If you’ve made your own funeral and cemetery arrangements in advance, you know the relief you’ll provide your loved ones in the future. But how can you inform them of your plans without upsetting them by contemplating your death? Or, how can you let a loved one know that you’d like them to consider their own funeral and cemetery arrangements and share their plans with you?
These conversations might seem tough to have, but they don’t need to be. What’s most important is that you have the conversation, not how you have it.
There are many different ways to begin the advance planning conversation. You know your family and how your loved ones might best respond to the topic. For some families, it might be a casual conversation over dinner or another family gathering. For other families, a formal meeting might be better suited.
Regardless of your approach, the conversation is much easier to have when death is not imminent. Bringing up the subject with loved ones earlier in life makes the topic easier to discuss and keeps the focus on the celebration of life rather than an impending loss.
Here are some tips that may help you start the advance planning conversation with your loved ones:
- Set a time to have the conversation. Schedule it as an appointment with your loved ones, whether you want to share your plans with them or ask them to make their plans to share with you.
- Tell your parent or loved one that you want to ensure their final arrangements are done according to their wishes, and you need their help to make that happen.
- Use the Personal Planning Guide offered by Geo. H. Lewis & Sons. If you are planning your own arrangements, complete the guide and present it to your loved ones. If you are encouraging others to plan, present the guide to them and work through it together.
- Ease into the conversation. Questions such as “Have you ever thought about where you would like to be buried?” or “What type of funeral would you like to have?” may open the discussion to more details about your loved one’s wishes.
- Take advantage of funeral-related opportunities. Attending the funeral of a friend, family member or colleague or watching a movie or television show with funeral scenes may naturally prompt the discussion with your own loved ones. Talk about what you liked or didn’t like about the services you saw or attended.
- Tell your children or loved ones that because you care for them so much, you don’t want to burden them with difficult decisions when you’re gone. Tell them you’ve made your own final arrangements, and give them a written record of what they are.
- After you’ve made your funeral and cemetery plans with us, wrap a copy of your contract and wishes in a gift box, and present it to your children.
- Make it a family affair. Schedule an appointment with us and invite your children along to participate in the selection of services, funeral merchandise and cemetery property.
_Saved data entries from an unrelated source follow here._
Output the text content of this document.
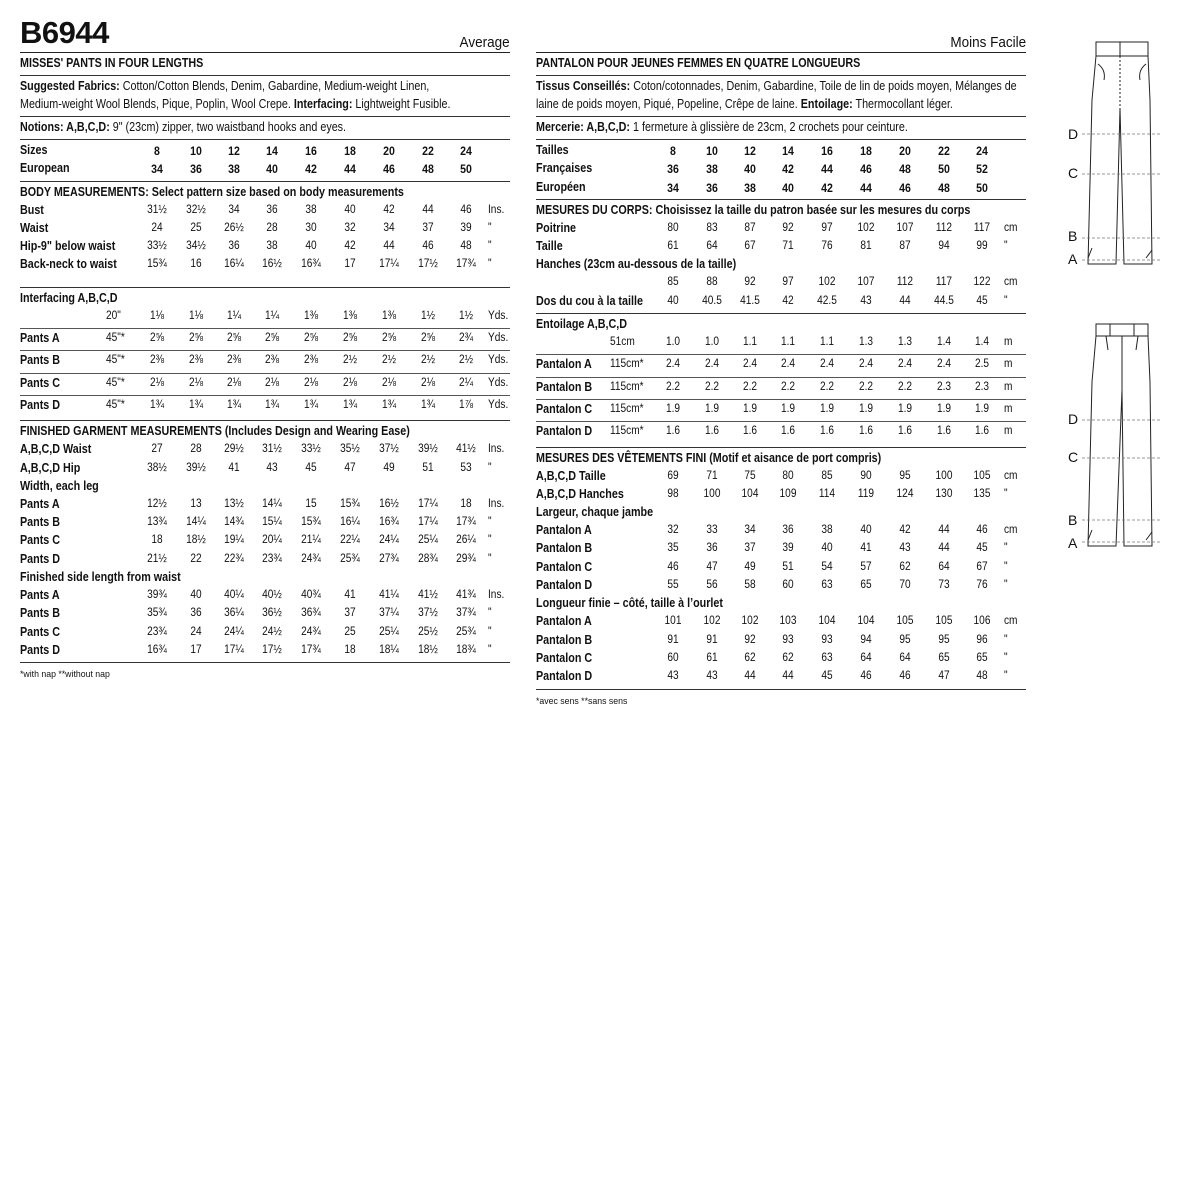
B6944	Average
MISSES' PANTS IN FOUR LENGTHS
Suggested Fabrics: Cotton/Cotton Blends, Denim, Gabardine, Medium-weight Linen,
Medium-weight Wool Blends, Pique, Poplin, Wool Crepe. Interfacing: Lightweight Fusible.
Notions: A,B,C,D: 9" (23cm) zipper, two waistband hooks and eyes.
Sizes	8	10	12	14	16	18	20	22	24
European	34	36	38	40	42	44	46	48	50
BODY MEASUREMENTS: Select pattern size based on body measurements
Bust	31½	32½	34	36	38	40	42	44	46	Ins.
Waist	24	25	26½	28	30	32	34	37	39	"
Hip-9" below waist	33½	34½	36	38	40	42	44	46	48	"
Back-neck to waist	15¾	16	16¼	16½	16¾	17	17¼	17½	17¾	"
Interfacing A,B,C,D
20"	1⅛	1⅛	1¼	1¼	1⅜	1⅜	1⅜	1½	1½	Yds.
Pants A	45"*	2⅝	2⅝	2⅝	2⅝	2⅝	2⅝	2⅝	2⅝	2¾	Yds.
Pants B	45"*	2⅜	2⅜	2⅜	2⅜	2⅜	2½	2½	2½	2½	Yds.
Pants C	45"*	2⅛	2⅛	2⅛	2⅛	2⅛	2⅛	2⅛	2⅛	2¼	Yds.
Pants D	45"*	1¾	1¾	1¾	1¾	1¾	1¾	1¾	1¾	1⅞	Yds.
FINISHED GARMENT MEASUREMENTS (Includes Design and Wearing Ease)
A,B,C,D Waist	27	28	29½	31½	33½	35½	37½	39½	41½	Ins.
A,B,C,D Hip	38½	39½	41	43	45	47	49	51	53	"
Width, each leg
Pants A	12½	13	13½	14¼	15	15¾	16½	17¼	18	Ins.
Pants B	13¾	14¼	14¾	15¼	15¾	16¼	16¾	17¼	17¾	"
Pants C	18	18½	19¼	20¼	21¼	22¼	24¼	25¼	26¼	"
Pants D	21½	22	22¾	23¾	24¾	25¾	27¾	28¾	29¾	"
Finished side length from waist
Pants A	39¾	40	40¼	40½	40¾	41	41¼	41½	41¾	Ins.
Pants B	35¾	36	36¼	36½	36¾	37	37¼	37½	37¾	"
Pants C	23¾	24	24¼	24½	24¾	25	25¼	25½	25¾	"
Pants D	16¾	17	17¼	17½	17¾	18	18¼	18½	18¾	"
*with nap **without nap
Moins Facile
PANTALON POUR JEUNES FEMMES EN QUATRE LONGUEURS
Tissus Conseillés: Coton/cotonnades, Denim, Gabardine, Toile de lin de poids moyen, Mélanges de
laine de poids moyen, Piqué, Popeline, Crêpe de laine. Entoilage: Thermocollant léger.
Mercerie: A,B,C,D: 1 fermeture à glissière de 23cm, 2 crochets pour ceinture.
Tailles	8	10	12	14	16	18	20	22	24
Françaises	36	38	40	42	44	46	48	50	52
Européen	34	36	38	40	42	44	46	48	50
MESURES DU CORPS: Choisissez la taille du patron basée sur les mesures du corps
Poitrine	80	83	87	92	97	102	107	112	117	cm
Taille	61	64	67	71	76	81	87	94	99	"
Hanches (23cm au-dessous de la taille)
85	88	92	97	102	107	112	117	122	cm
Dos du cou à la taille	40	40.5	41.5	42	42.5	43	44	44.5	45	"
Entoilage A,B,C,D
51cm	1.0	1.0	1.1	1.1	1.1	1.3	1.3	1.4	1.4	m
Pantalon A 115cm*	2.4	2.4	2.4	2.4	2.4	2.4	2.4	2.4	2.5	m
Pantalon B 115cm*	2.2	2.2	2.2	2.2	2.2	2.2	2.2	2.3	2.3	m
Pantalon C 115cm*	1.9	1.9	1.9	1.9	1.9	1.9	1.9	1.9	1.9	m
Pantalon D 115cm*	1.6	1.6	1.6	1.6	1.6	1.6	1.6	1.6	1.6	m
MESURES DES VÊTEMENTS FINI (Motif et aisance de port compris)
A,B,C,D Taille	69	71	75	80	85	90	95	100	105	cm
A,B,C,D Hanches	98	100	104	109	114	119	124	130	135	"
Largeur, chaque jambe
Pantalon A	32	33	34	36	38	40	42	44	46	cm
Pantalon B	35	36	37	39	40	41	43	44	45	"
Pantalon C	46	47	49	51	54	57	62	64	67	"
Pantalon D	55	56	58	60	63	65	70	73	76	"
Longueur finie – côté, taille à l’ourlet
Pantalon A	101	102	102	103	104	104	105	105	106	cm
Pantalon B	91	91	92	93	93	94	95	95	96	"
Pantalon C	60	61	62	62	63	64	64	65	65	"
Pantalon D	43	43	44	44	45	46	46	47	48	"
*avec sens **sans sens
D
C
B
A
D
C
B
A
Whether you’re sharing plans for your own final arrangements with loved ones, or encouraging loved ones to make and share their plans with you, the conversation about advance planning is an important one that every family should have. While no one wants to think about their death or the death of a loved one any sooner than they must, having the conversation in advance alleviates the need for potentially more unpleasant or difficult conversations in the future.